Your cancer diagnosis and treatment may take on a far more positive light when you have a growth mindset – where you see adversity as part of a journey, and look for opportunities to overcome it with grit and persistence.
Adopting such a growth mindset can help you stay open, positive and resilient to the many changes that lie ahead when returning to work. It allows you to remain spontaneous and help you trust in the natural process of life. In letting things unfold on their own, you may be able to keep your negative thoughts and feelings in check better, and stay hopeful while transiting back to work during treatment.
Mindfulness is about being present in the here and now, and adopting a curious, open, and non-judgemental perception of what you are experiencing internally and externally. Practising mindfulness regularly can help you to manage stress better generally.
One common way to practise mindfulness is by gently focusing on the rhythm of our breaths. Spend five to 10 minutes noticing the motion of inhaling and exhaling. While this is simple to practise on your own, it is always easier and more fun to do it in a group or with a yoga teacher or a counsellor.
3. Manage expectations
A cancer diagnosis is a life-changing experience, and you may have to cope with many changes such as side effects and changes in routine. If you choose to continue working during treatment, you may find yourself facing new challenges and concerns at work.

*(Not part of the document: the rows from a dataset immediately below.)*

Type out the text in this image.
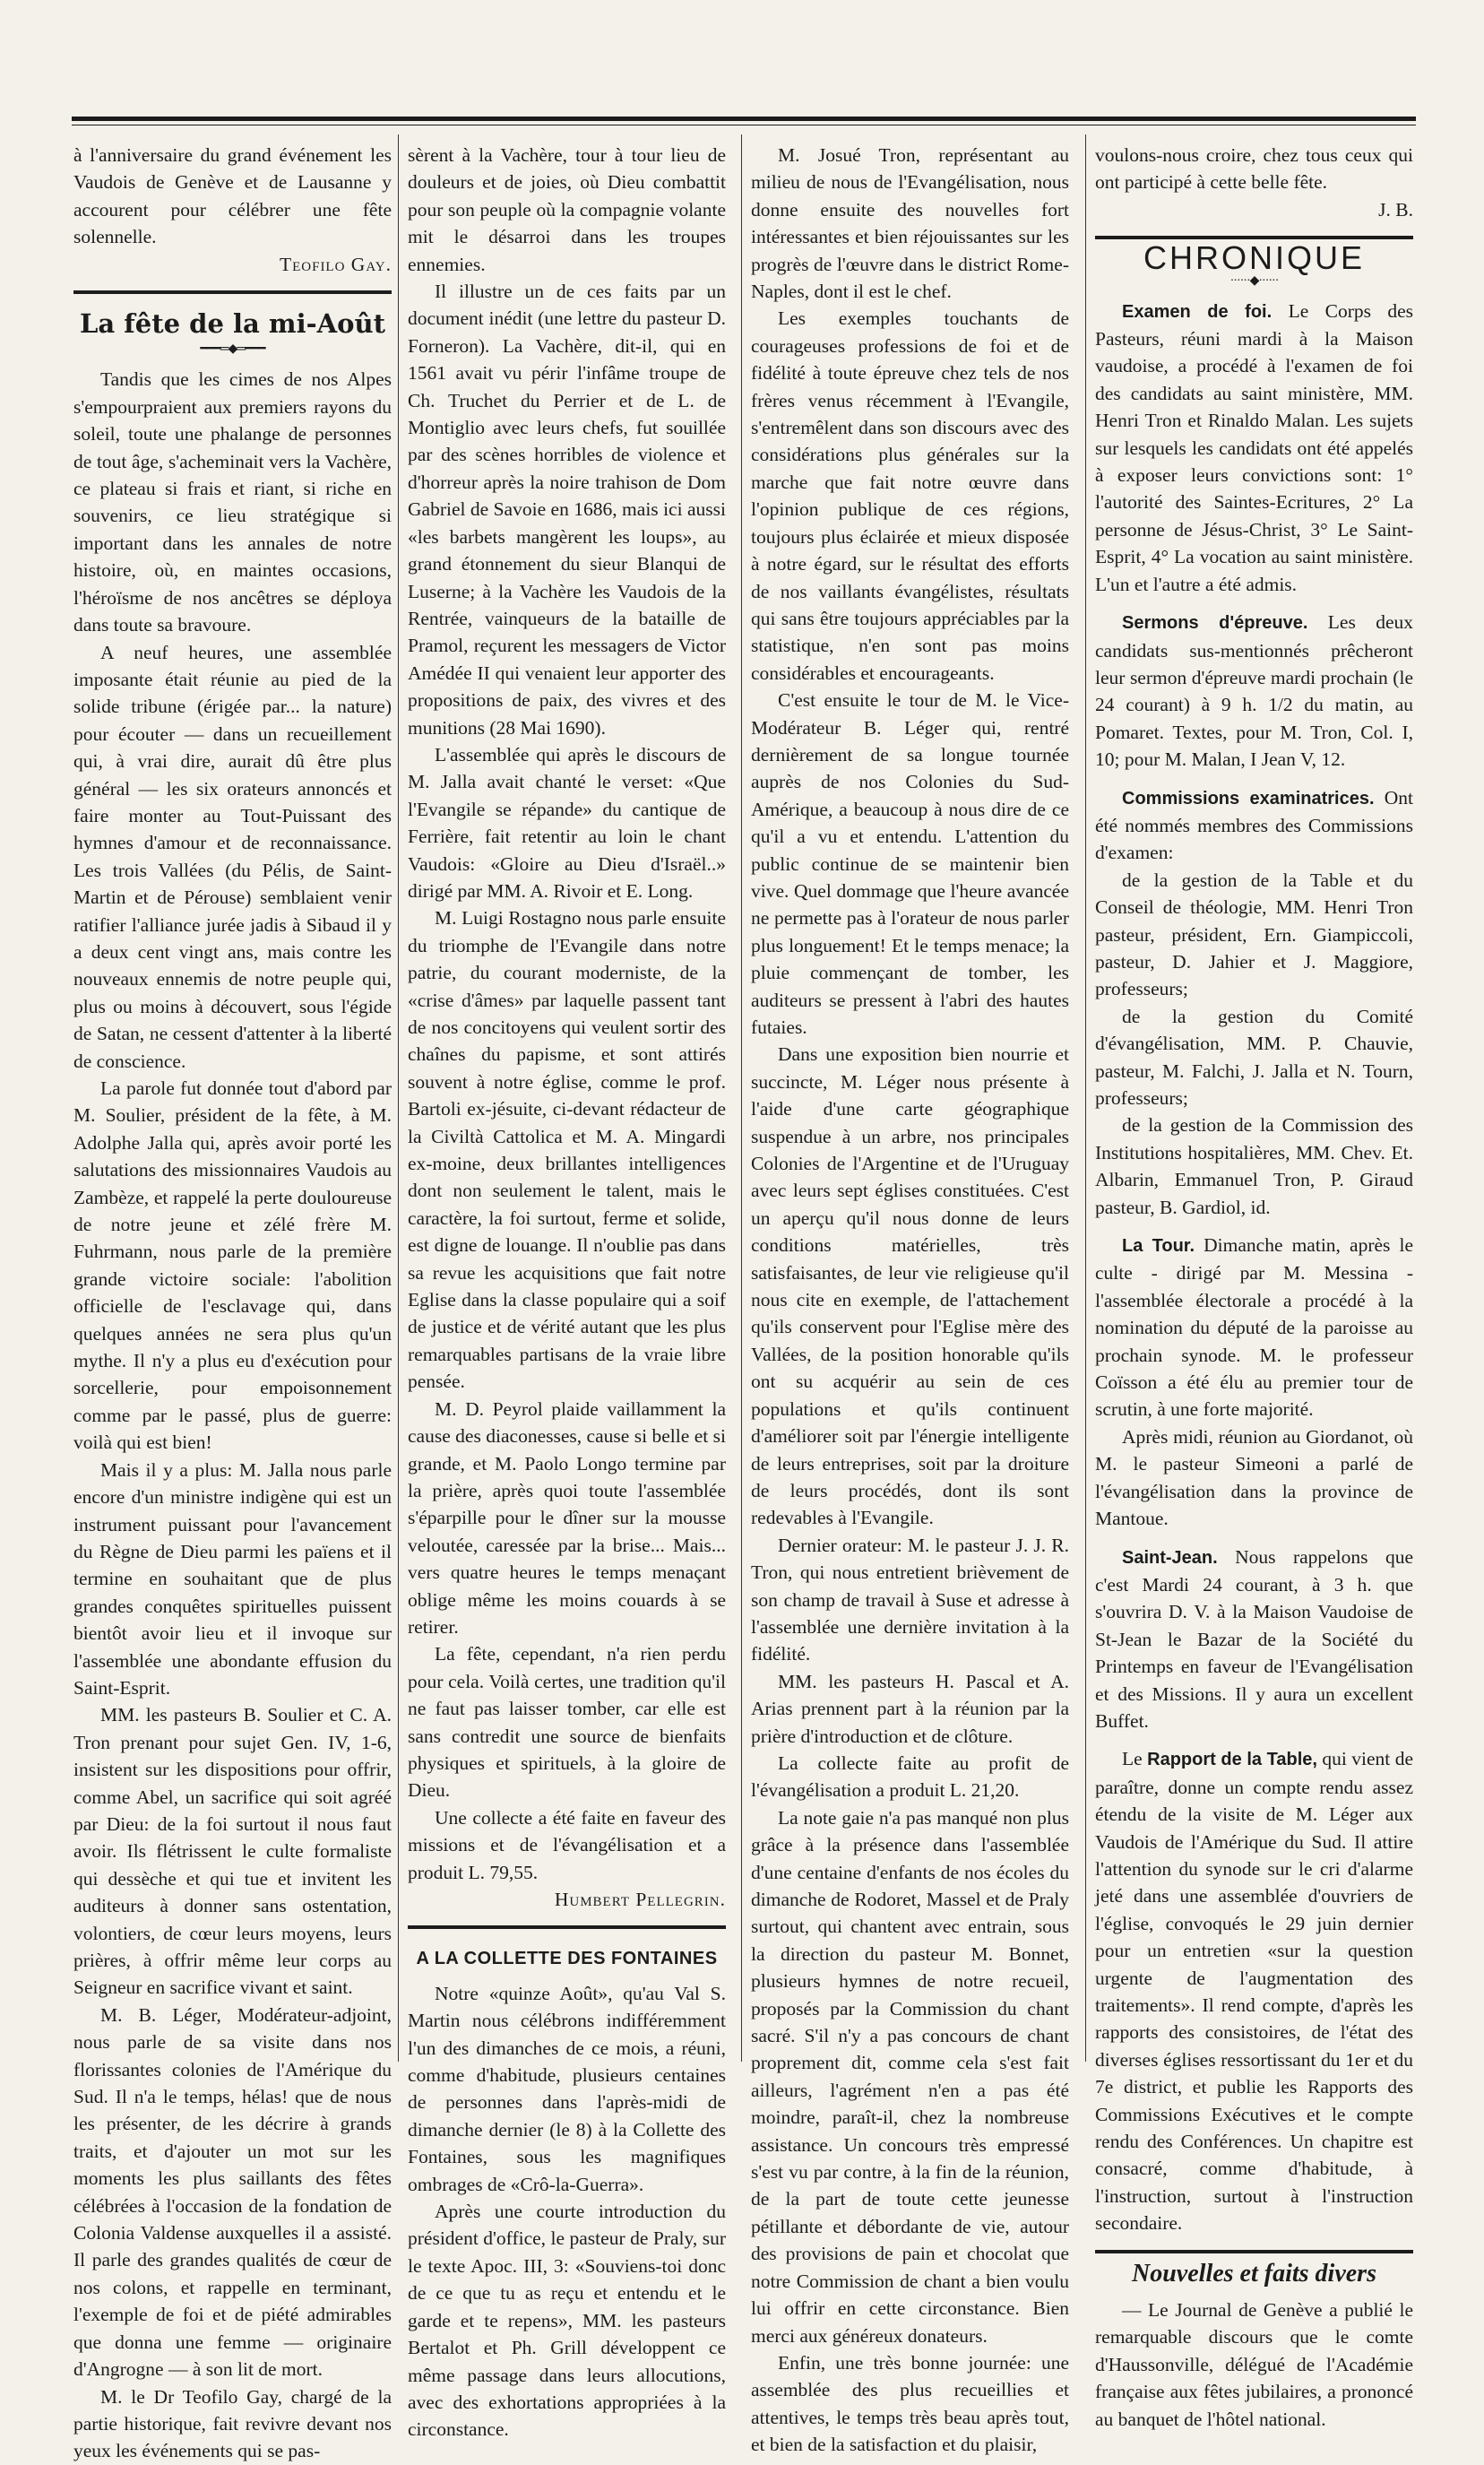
à l'anniversaire du grand événement les Vaudois de Genève et de Lausanne y accourent pour célébrer une fête solennelle.

Teofilo Gay.
La fête de la mi-Août
━━━═◆═━━━

Tandis que les cimes de nos Alpes s'empourpraient aux premiers rayons du soleil, toute une phalange de personnes de tout âge, s'acheminait vers la Vachère, ce plateau si frais et riant, si riche en souvenirs, ce lieu stratégique si important dans les annales de notre histoire, où, en maintes occasions, l'héroïsme de nos ancêtres se déploya dans toute sa bravoure.

A neuf heures, une assemblée imposante était réunie au pied de la solide tribune (érigée par... la nature) pour écouter — dans un recueillement qui, à vrai dire, aurait dû être plus général — les six orateurs annoncés et faire monter au Tout-Puissant des hymnes d'amour et de reconnaissance. Les trois Vallées (du Pélis, de Saint-Martin et de Pérouse) semblaient venir ratifier l'alliance jurée jadis à Sibaud il y a deux cent vingt ans, mais contre les nouveaux ennemis de notre peuple qui, plus ou moins à découvert, sous l'égide de Satan, ne cessent d'attenter à la liberté de conscience.

La parole fut donnée tout d'abord par M. Soulier, président de la fête, à M. Adolphe Jalla qui, après avoir porté les salutations des missionnaires Vaudois au Zambèze, et rappelé la perte douloureuse de notre jeune et zélé frère M. Fuhrmann, nous parle de la première grande victoire sociale: l'abolition officielle de l'esclavage qui, dans quelques années ne sera plus qu'un mythe. Il n'y a plus eu d'exécution pour sorcellerie, pour empoisonnement comme par le passé, plus de guerre: voilà qui est bien!

Mais il y a plus: M. Jalla nous parle encore d'un ministre indigène qui est un instrument puissant pour l'avancement du Règne de Dieu parmi les païens et il termine en souhaitant que de plus grandes conquêtes spirituelles puissent bientôt avoir lieu et il invoque sur l'assemblée une abondante effusion du Saint-Esprit.

MM. les pasteurs B. Soulier et C. A. Tron prenant pour sujet Gen. IV, 1-6, insistent sur les dispositions pour offrir, comme Abel, un sacrifice qui soit agréé par Dieu: de la foi surtout il nous faut avoir. Ils flétrissent le culte formaliste qui dessèche et qui tue et invitent les auditeurs à donner sans ostentation, volontiers, de cœur leurs moyens, leurs prières, à offrir même leur corps au Seigneur en sacrifice vivant et saint.

M. B. Léger, Modérateur-adjoint, nous parle de sa visite dans nos florissantes colonies de l'Amérique du Sud. Il n'a le temps, hélas! que de nous les présenter, de les décrire à grands traits, et d'ajouter un mot sur les moments les plus saillants des fêtes célébrées à l'occasion de la fondation de Colonia Valdense auxquelles il a assisté. Il parle des grandes qualités de cœur de nos colons, et rappelle en terminant, l'exemple de foi et de piété admirables que donna une femme — originaire d'Angrogne — à son lit de mort.

M. le Dr Teofilo Gay, chargé de la partie historique, fait revivre devant nos yeux les événements qui se pas-

sèrent à la Vachère, tour à tour lieu de douleurs et de joies, où Dieu combattit pour son peuple où la compagnie volante mit le désarroi dans les troupes ennemies.

Il illustre un de ces faits par un document inédit (une lettre du pasteur D. Forneron). La Vachère, dit-il, qui en 1561 avait vu périr l'infâme troupe de Ch. Truchet du Perrier et de L. de Montiglio avec leurs chefs, fut souillée par des scènes horribles de violence et d'horreur après la noire trahison de Dom Gabriel de Savoie en 1686, mais ici aussi «les barbets mangèrent les loups», au grand étonnement du sieur Blanqui de Luserne; à la Vachère les Vaudois de la Rentrée, vainqueurs de la bataille de Pramol, reçurent les messagers de Victor Amédée II qui venaient leur apporter des propositions de paix, des vivres et des munitions (28 Mai 1690).

L'assemblée qui après le discours de M. Jalla avait chanté le verset: «Que l'Evangile se répande» du cantique de Ferrière, fait retentir au loin le chant Vaudois: «Gloire au Dieu d'Israël..» dirigé par MM. A. Rivoir et E. Long.

M. Luigi Rostagno nous parle ensuite du triomphe de l'Evangile dans notre patrie, du courant moderniste, de la «crise d'âmes» par laquelle passent tant de nos concitoyens qui veulent sortir des chaînes du papisme, et sont attirés souvent à notre église, comme le prof. Bartoli ex-jésuite, ci-devant rédacteur de la Civiltà Cattolica et M. A. Mingardi ex-moine, deux brillantes intelligences dont non seulement le talent, mais le caractère, la foi surtout, ferme et solide, est digne de louange. Il n'oublie pas dans sa revue les acquisitions que fait notre Eglise dans la classe populaire qui a soif de justice et de vérité autant que les plus remarquables partisans de la vraie libre pensée.

M. D. Peyrol plaide vaillamment la cause des diaconesses, cause si belle et si grande, et M. Paolo Longo termine par la prière, après quoi toute l'assemblée s'éparpille pour le dîner sur la mousse veloutée, caressée par la brise... Mais... vers quatre heures le temps menaçant oblige même les moins couards à se retirer.

La fête, cependant, n'a rien perdu pour cela. Voilà certes, une tradition qu'il ne faut pas laisser tomber, car elle est sans contredit une source de bienfaits physiques et spirituels, à la gloire de Dieu.

Une collecte a été faite en faveur des missions et de l'évangélisation et a produit L. 79,55.

Humbert Pellegrin.
A LA COLLETTE DES FONTAINES

Notre «quinze Août», qu'au Val S. Martin nous célébrons indifféremment l'un des dimanches de ce mois, a réuni, comme d'habitude, plusieurs centaines de personnes dans l'après-midi de dimanche dernier (le 8) à la Collette des Fontaines, sous les magnifiques ombrages de «Crô-la-Guerra».

Après une courte introduction du président d'office, le pasteur de Praly, sur le texte Apoc. III, 3: «Souviens-toi donc de ce que tu as reçu et entendu et le garde et te repens», MM. les pasteurs Bertalot et Ph. Grill développent ce même passage dans leurs allocutions, avec des exhortations appropriées à la circonstance.

M. Josué Tron, représentant au milieu de nous de l'Evangélisation, nous donne ensuite des nouvelles fort intéressantes et bien réjouissantes sur les progrès de l'œuvre dans le district Rome-Naples, dont il est le chef.

Les exemples touchants de courageuses professions de foi et de fidélité à toute épreuve chez tels de nos frères venus récemment à l'Evangile, s'entremêlent dans son discours avec des considérations plus générales sur la marche que fait notre œuvre dans l'opinion publique de ces régions, toujours plus éclairée et mieux disposée à notre égard, sur le résultat des efforts de nos vaillants évangélistes, résultats qui sans être toujours appréciables par la statistique, n'en sont pas moins considérables et encourageants.

C'est ensuite le tour de M. le Vice-Modérateur B. Léger qui, rentré dernièrement de sa longue tournée auprès de nos Colonies du Sud-Amérique, a beaucoup à nous dire de ce qu'il a vu et entendu. L'attention du public continue de se maintenir bien vive. Quel dommage que l'heure avancée ne permette pas à l'orateur de nous parler plus longuement! Et le temps menace; la pluie commençant de tomber, les auditeurs se pressent à l'abri des hautes futaies.

Dans une exposition bien nourrie et succincte, M. Léger nous présente à l'aide d'une carte géographique suspendue à un arbre, nos principales Colonies de l'Argentine et de l'Uruguay avec leurs sept églises constituées. C'est un aperçu qu'il nous donne de leurs conditions matérielles, très satisfaisantes, de leur vie religieuse qu'il nous cite en exemple, de l'attachement qu'ils conservent pour l'Eglise mère des Vallées, de la position honorable qu'ils ont su acquérir au sein de ces populations et qu'ils continuent d'améliorer soit par l'énergie intelligente de leurs entreprises, soit par la droiture de leurs procédés, dont ils sont redevables à l'Evangile.

Dernier orateur: M. le pasteur J. J. R. Tron, qui nous entretient brièvement de son champ de travail à Suse et adresse à l'assemblée une dernière invitation à la fidélité.

MM. les pasteurs H. Pascal et A. Arias prennent part à la réunion par la prière d'introduction et de clôture.

La collecte faite au profit de l'évangélisation a produit L. 21,20.

La note gaie n'a pas manqué non plus grâce à la présence dans l'assemblée d'une centaine d'enfants de nos écoles du dimanche de Rodoret, Massel et de Praly surtout, qui chantent avec entrain, sous la direction du pasteur M. Bonnet, plusieurs hymnes de notre recueil, proposés par la Commission du chant sacré. S'il n'y a pas concours de chant proprement dit, comme cela s'est fait ailleurs, l'agrément n'en a pas été moindre, paraît-il, chez la nombreuse assistance. Un concours très empressé s'est vu par contre, à la fin de la réunion, de la part de toute cette jeunesse pétillante et débordante de vie, autour des provisions de pain et chocolat que notre Commission de chant a bien voulu lui offrir en cette circonstance. Bien merci aux généreux donateurs.

Enfin, une très bonne journée: une assemblée des plus recueillies et attentives, le temps très beau après tout, et bien de la satisfaction et du plaisir,

voulons-nous croire, chez tous ceux qui ont participé à cette belle fête.

J. B.
CHRONIQUE
······◆······

Examen de foi. Le Corps des Pasteurs, réuni mardi à la Maison vaudoise, a procédé à l'examen de foi des candidats au saint ministère, MM. Henri Tron et Rinaldo Malan. Les sujets sur lesquels les candidats ont été appelés à exposer leurs convictions sont: 1° l'autorité des Saintes-Ecritures, 2° La personne de Jésus-Christ, 3° Le Saint-Esprit, 4° La vocation au saint ministère. L'un et l'autre a été admis.

Sermons d'épreuve. Les deux candidats sus-mentionnés prêcheront leur sermon d'épreuve mardi prochain (le 24 courant) à 9 h. 1/2 du matin, au Pomaret. Textes, pour M. Tron, Col. I, 10; pour M. Malan, I Jean V, 12.

Commissions examinatrices. Ont été nommés membres des Commissions d'examen:

de la gestion de la Table et du Conseil de théologie, MM. Henri Tron pasteur, président, Ern. Giampiccoli, pasteur, D. Jahier et J. Maggiore, professeurs;

de la gestion du Comité d'évangélisation, MM. P. Chauvie, pasteur, M. Falchi, J. Jalla et N. Tourn, professeurs;

de la gestion de la Commission des Institutions hospitalières, MM. Chev. Et. Albarin, Emmanuel Tron, P. Giraud pasteur, B. Gardiol, id.

La Tour. Dimanche matin, après le culte - dirigé par M. Messina - l'assemblée électorale a procédé à la nomination du député de la paroisse au prochain synode. M. le professeur Coïsson a été élu au premier tour de scrutin, à une forte majorité.

Après midi, réunion au Giordanot, où M. le pasteur Simeoni a parlé de l'évangélisation dans la province de Mantoue.

Saint-Jean. Nous rappelons que c'est Mardi 24 courant, à 3 h. que s'ouvrira D. V. à la Maison Vaudoise de St-Jean le Bazar de la Société du Printemps en faveur de l'Evangélisation et des Missions. Il y aura un excellent Buffet.

Le Rapport de la Table, qui vient de paraître, donne un compte rendu assez étendu de la visite de M. Léger aux Vaudois de l'Amérique du Sud. Il attire l'attention du synode sur le cri d'alarme jeté dans une assemblée d'ouvriers de l'église, convoqués le 29 juin dernier pour un entretien «sur la question urgente de l'augmentation des traitements». Il rend compte, d'après les rapports des consistoires, de l'état des diverses églises ressortissant du 1er et du 7e district, et publie les Rapports des Commissions Exécutives et le compte rendu des Conférences. Un chapitre est consacré, comme d'habitude, à l'instruction, surtout à l'instruction secondaire.

Nouvelles et faits divers

— Le Journal de Genève a publié le remarquable discours que le comte d'Haussonville, délégué de l'Académie française aux fêtes jubilaires, a prononcé au banquet de l'hôtel national.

Be gentle with yourself. Set realistic expectations and achievable goals, taking into consideration the changes that are happening in your life. Be open and honest with your colleagues and supervisors about the changes you may need at work to better manage your back-to-work transition.
Juggling between work and cancer treatment is never easy. It is common to experience a wide range of emotions such as shock, fear, anxiety or even anger. You may even be so caught up with home or work responsibilities and overlook time for yourself or to slow down.
Some people choose to ‘escape’ by busying themselves with excessive work. However, setting aside time for activities you enjoy or even spending some time alone in quiet reflection, can help you to manage the difficulties in cancer treatment and returning to work.
‘I have cancer’
Your colleagues may feel awkward about your cancer diagnosis, and may not know how to respond or what to say to you. And you may find yourself in a similar spot.
Plan ahead. Before you return to work, decide and rehearse ahead of time what to tell your colleagues, how much to tell them, or even who to tell.
Be true to yourself. Be honest with what you sense, feel or think at the moment. Share with prudence and ease, do not feel compelled to share more than you want to, no matter how well-meaning the concerns and advice you receive.